What she and Ayad fail to understand is that it is not the puberty blockers which cause persistence. According to a 2013 study: “Intensity of early GD appears to be an important predictor of persistence of GD.” Intensity, the acuteness of the condition, is the determining factor for whether or not the kid will be placed on puberty blockers.
So, yes, many kids who are prescribed puberty blockers will go on to receive hormones. According to Dr. Jack Turban, now at Harvard:
In a Dutch study of 55 transgender people who were given puberty blockers during adolescence, however, none changed their minds and none regretted treatment. All went onto cross-sex hormones around age 16 and later gender-affirming surgery. Psychological functioning improved steadily over the treatment period, and by the end, metrics of happiness and quality of life were on a par with those of the general population.
It should be perfectly obvious that these treatments are successful because they offer relief from a debilitating condition. It continues:
Privately, some experienced clinicians admit they are worried. One says she hears of people leaving the field more often than she used to, and sometimes fears that she is doing more harm than good. She thinks the wave of transitioning teenagers may be followed in a decade or two by another of “de-transitioners” reverting to their natal sex. Their bodies will have been irreversibly marked by cross-sex hormones and perhaps surgery. Some may sue, arguing that the adults around them should have known they could not fully comprehend what they were consenting to.”

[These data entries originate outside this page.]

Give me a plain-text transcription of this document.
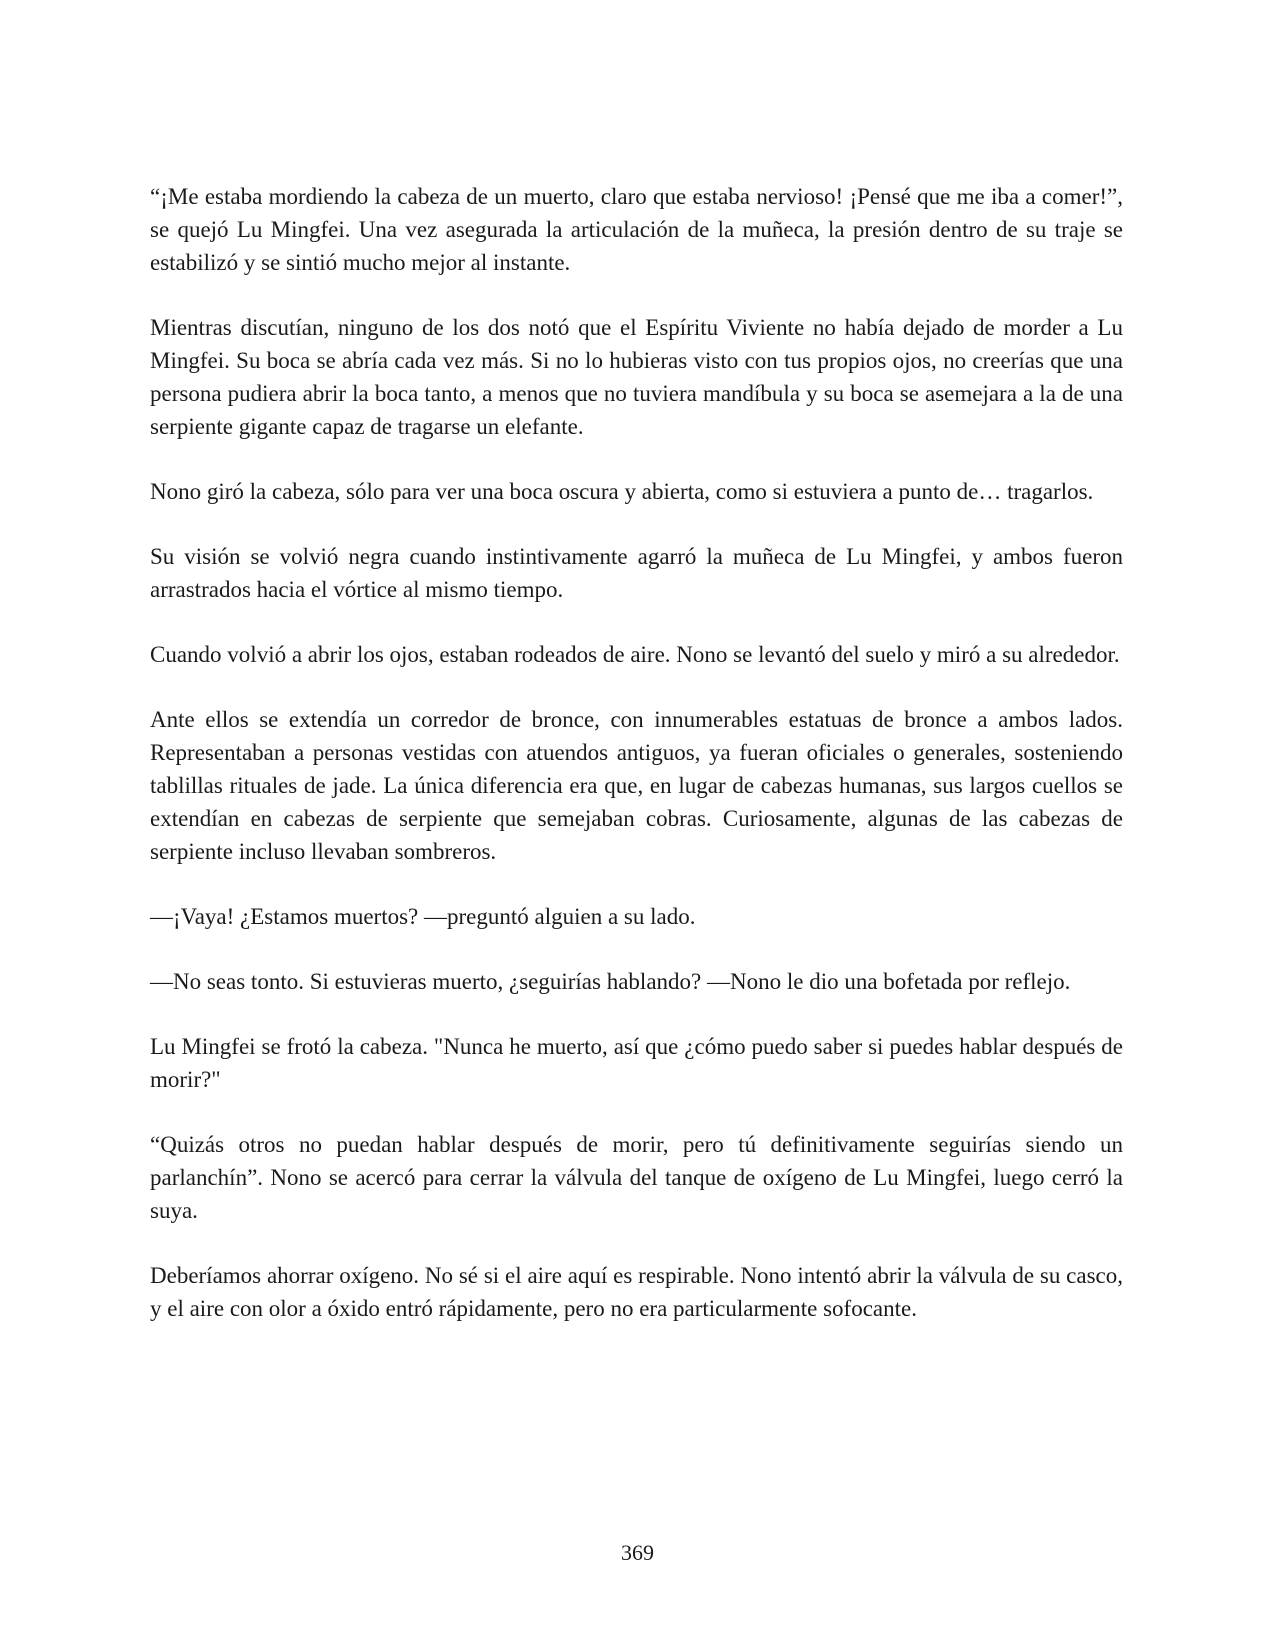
“¡Me estaba mordiendo la cabeza de un muerto, claro que estaba nervioso! ¡Pensé que me iba a comer!”, se quejó Lu Mingfei. Una vez asegurada la articulación de la muñeca, la presión dentro de su traje se estabilizó y se sintió mucho mejor al instante.

Mientras discutían, ninguno de los dos notó que el Espíritu Viviente no había dejado de morder a Lu Mingfei. Su boca se abría cada vez más. Si no lo hubieras visto con tus propios ojos, no creerías que una persona pudiera abrir la boca tanto, a menos que no tuviera mandíbula y su boca se asemejara a la de una serpiente gigante capaz de tragarse un elefante.

Nono giró la cabeza, sólo para ver una boca oscura y abierta, como si estuviera a punto de… tragarlos.

Su visión se volvió negra cuando instintivamente agarró la muñeca de Lu Mingfei, y ambos fueron arrastrados hacia el vórtice al mismo tiempo.

Cuando volvió a abrir los ojos, estaban rodeados de aire. Nono se levantó del suelo y miró a su alrededor.

Ante ellos se extendía un corredor de bronce, con innumerables estatuas de bronce a ambos lados. Representaban a personas vestidas con atuendos antiguos, ya fueran oficiales o generales, sosteniendo tablillas rituales de jade. La única diferencia era que, en lugar de cabezas humanas, sus largos cuellos se extendían en cabezas de serpiente que semejaban cobras. Curiosamente, algunas de las cabezas de serpiente incluso llevaban sombreros.

—¡Vaya! ¿Estamos muertos? —preguntó alguien a su lado.

—No seas tonto. Si estuvieras muerto, ¿seguirías hablando? —Nono le dio una bofetada por reflejo.

Lu Mingfei se frotó la cabeza. "Nunca he muerto, así que ¿cómo puedo saber si puedes hablar después de morir?"

“Quizás otros no puedan hablar después de morir, pero tú definitivamente seguirías siendo un parlanchín”. Nono se acercó para cerrar la válvula del tanque de oxígeno de Lu Mingfei, luego cerró la suya.

Deberíamos ahorrar oxígeno. No sé si el aire aquí es respirable. Nono intentó abrir la válvula de su casco, y el aire con olor a óxido entró rápidamente, pero no era particularmente sofocante.

369
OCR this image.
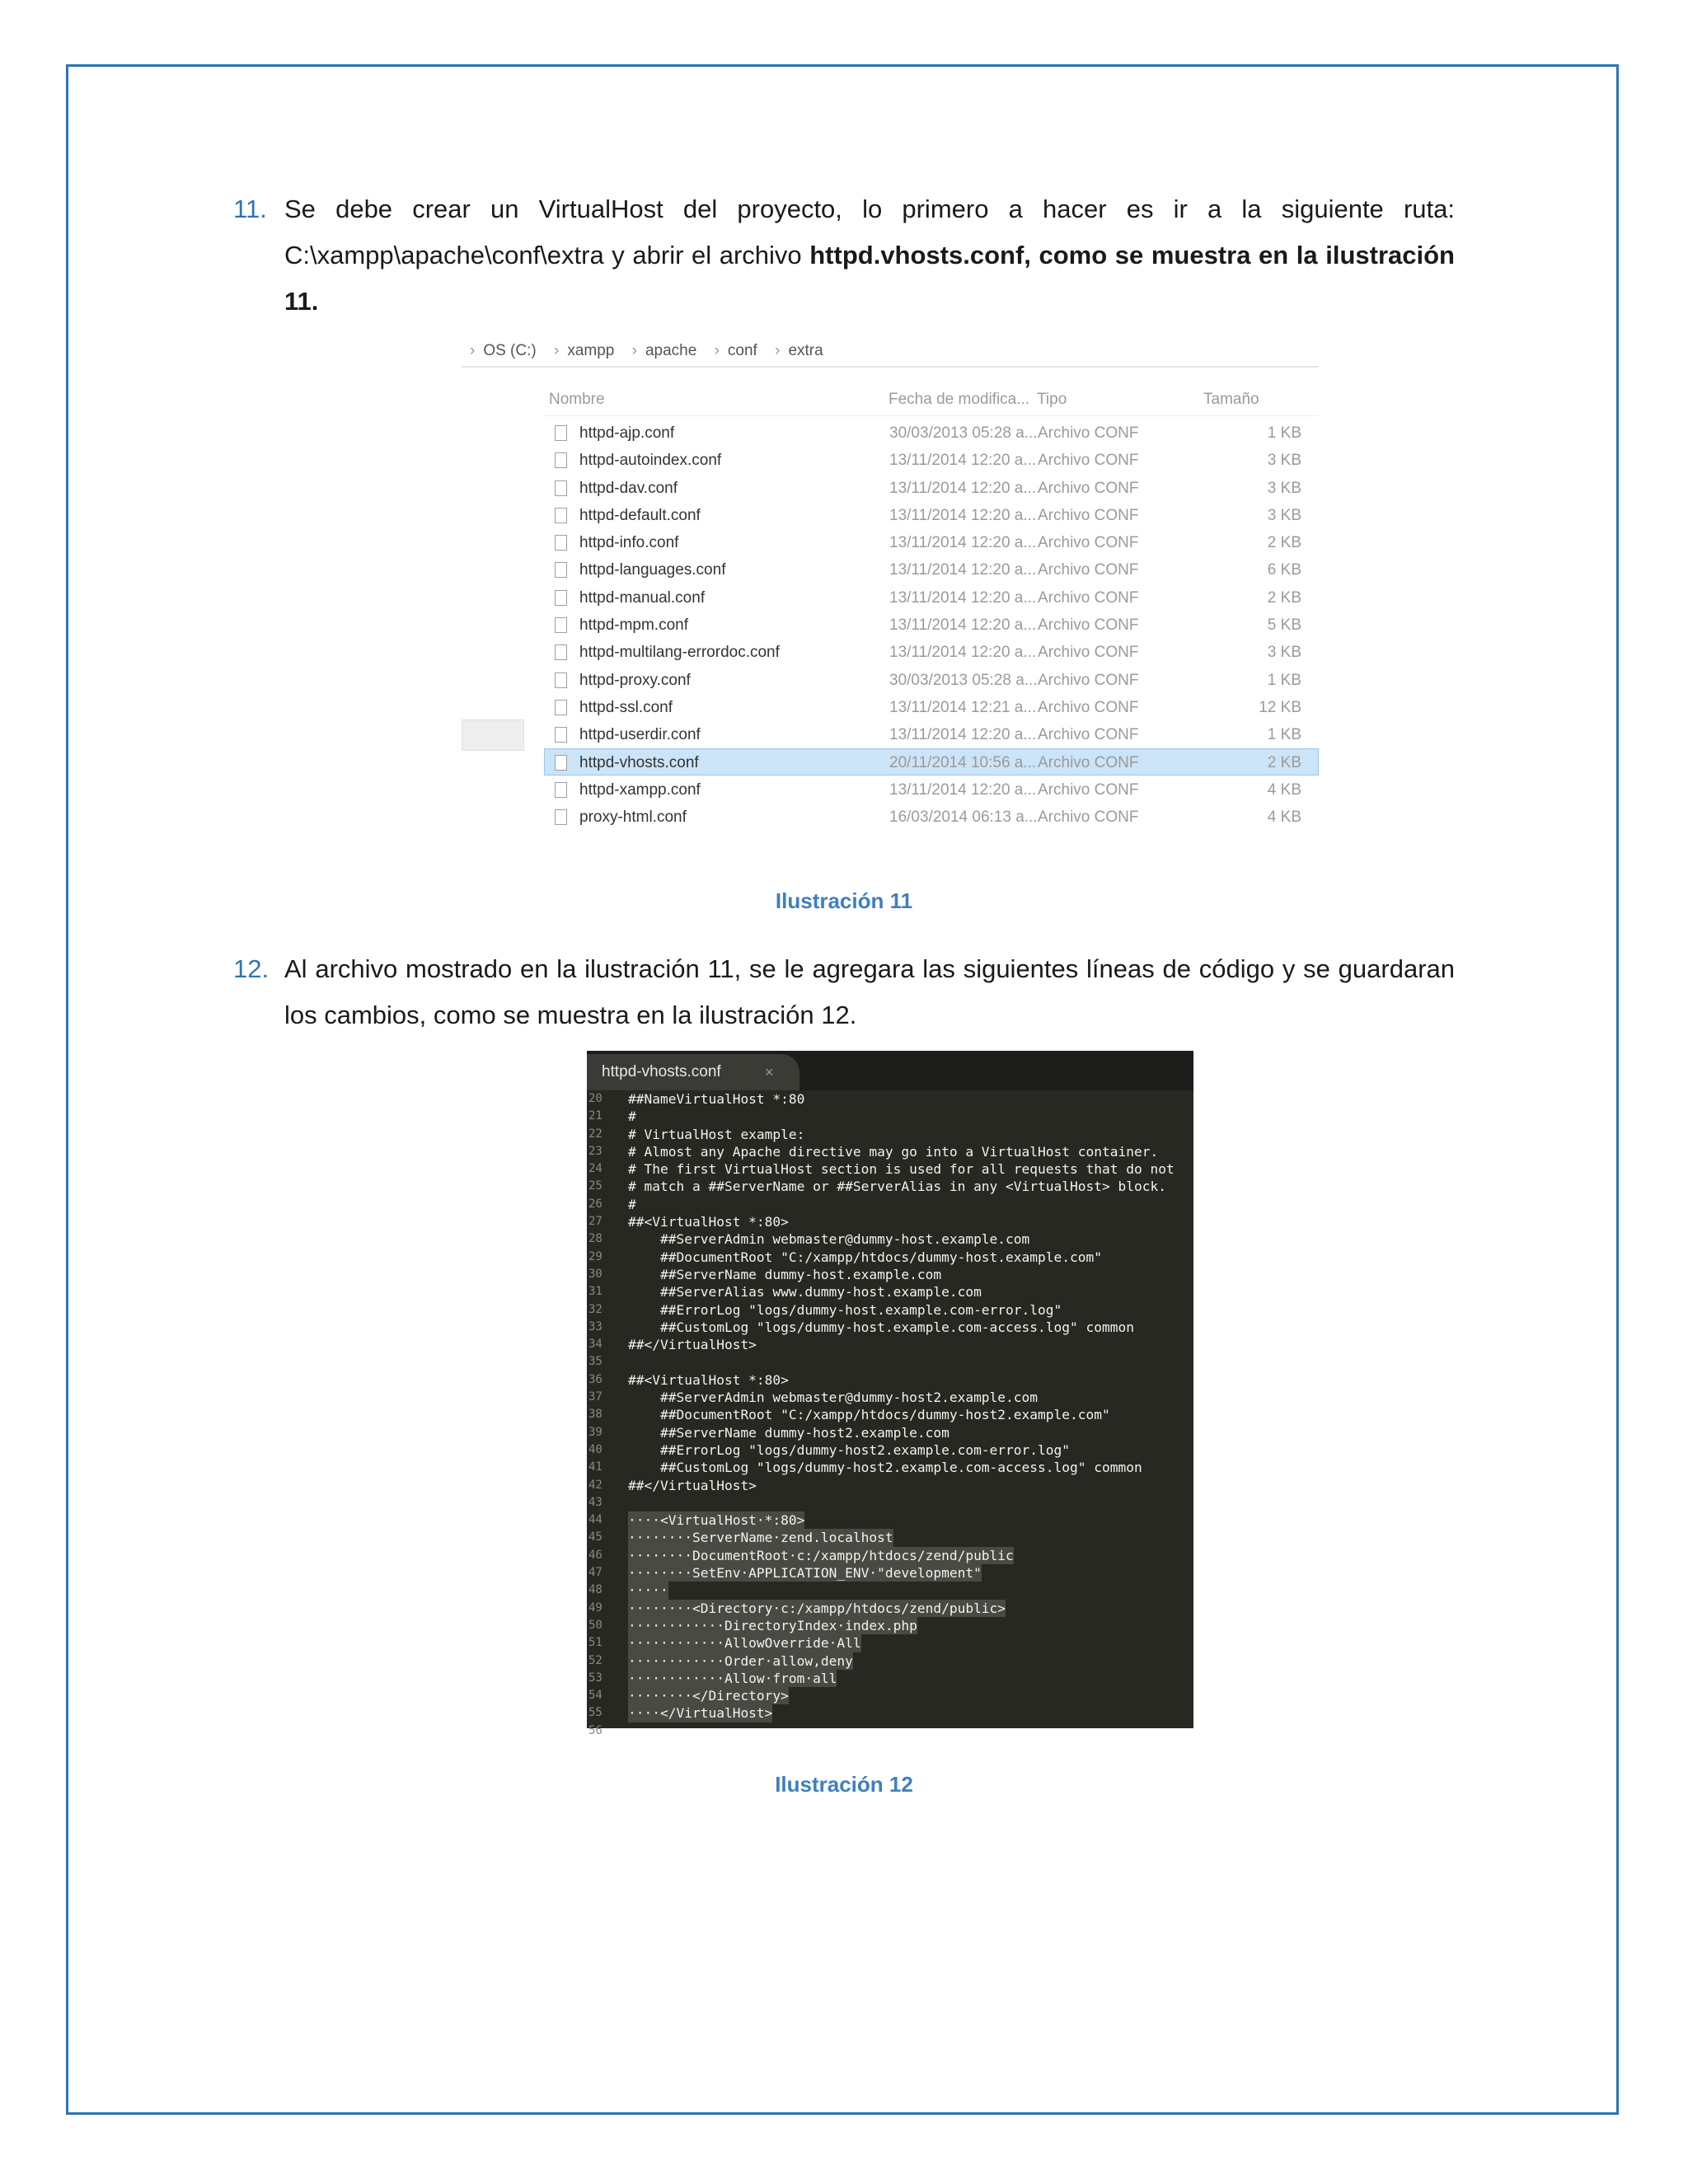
11. Se debe crear un VirtualHost del proyecto, lo primero a hacer es ir a la siguiente ruta: C:\xampp\apache\conf\extra y abrir el archivo httpd.vhosts.conf, como se muestra en la ilustración 11.
› OS (C:) › xampp › apache › conf › extra
Nombre	Fecha de modifica... Tipo	Tamaño
httpd-ajp.conf	30/03/2013 05:28 a... Archivo CONF	1 KB
httpd-autoindex.conf	13/11/2014 12:20 a... Archivo CONF	3 KB
httpd-dav.conf	13/11/2014 12:20 a... Archivo CONF	3 KB
httpd-default.conf	13/11/2014 12:20 a... Archivo CONF	3 KB
httpd-info.conf	13/11/2014 12:20 a... Archivo CONF	2 KB
httpd-languages.conf	13/11/2014 12:20 a... Archivo CONF	6 KB
httpd-manual.conf	13/11/2014 12:20 a... Archivo CONF	2 KB
httpd-mpm.conf	13/11/2014 12:20 a... Archivo CONF	5 KB
httpd-multilang-errordoc.conf	13/11/2014 12:20 a... Archivo CONF	3 KB
httpd-proxy.conf	30/03/2013 05:28 a... Archivo CONF	1 KB
httpd-ssl.conf	13/11/2014 12:21 a... Archivo CONF	12 KB
httpd-userdir.conf	13/11/2014 12:20 a... Archivo CONF	1 KB
httpd-vhosts.conf	20/11/2014 10:56 a... Archivo CONF	2 KB
httpd-xampp.conf	13/11/2014 12:20 a... Archivo CONF	4 KB
proxy-html.conf	16/03/2014 06:13 a... Archivo CONF	4 KB
Ilustración 11
12. Al archivo mostrado en la ilustración 11, se le agregara las siguientes líneas de código y se guardaran los cambios, como se muestra en la ilustración 12.
httpd-vhosts.conf	×
20	##NameVirtualHost *:80
21	#
22	# VirtualHost example:
23	# Almost any Apache directive may go into a VirtualHost container.
24	# The first VirtualHost section is used for all requests that do not
25	# match a ##ServerName or ##ServerAlias in any <VirtualHost> block.
26	#
27	##<VirtualHost *:80>
28	##ServerAdmin webmaster@dummy-host.example.com
29	##DocumentRoot "C:/xampp/htdocs/dummy-host.example.com"
30	##ServerName dummy-host.example.com
31	##ServerAlias www.dummy-host.example.com
32	##ErrorLog "logs/dummy-host.example.com-error.log"
33	##CustomLog "logs/dummy-host.example.com-access.log" common
34	##</VirtualHost>
35
36	##<VirtualHost *:80>
37	##ServerAdmin webmaster@dummy-host2.example.com
38	##DocumentRoot "C:/xampp/htdocs/dummy-host2.example.com"
39	##ServerName dummy-host2.example.com
40	##ErrorLog "logs/dummy-host2.example.com-error.log"
41	##CustomLog "logs/dummy-host2.example.com-access.log" common
42	##</VirtualHost>
43
44	····<VirtualHost·*:80>
45	········ServerName·zend.localhost
46	········DocumentRoot·c:/xampp/htdocs/zend/public
47	········SetEnv·APPLICATION_ENV·"development"
48	·····
49	········<Directory·c:/xampp/htdocs/zend/public>
50	············DirectoryIndex·index.php
51	············AllowOverride·All
52	············Order·allow,deny
53	············Allow·from·all
54	········</Directory>
55	····</VirtualHost>
56
Ilustración 12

Anonymous validators are pointless. Ms. Joyce and Ms. Ayad clearly has an agenda. Based on having taken some courses in psychology as an undergraduate Ayad does not want children to transition. Some of these people are dangerous.
Note: On the surface Ms. Ayad’s credentials do not seem to comply with Texas requirements for a LPC in several ways. I have asked the licensing authority to review the license. It is quite possible that she met the requirements at the time of application and that those requirements have changed. In that event she could very well continue to be qualified.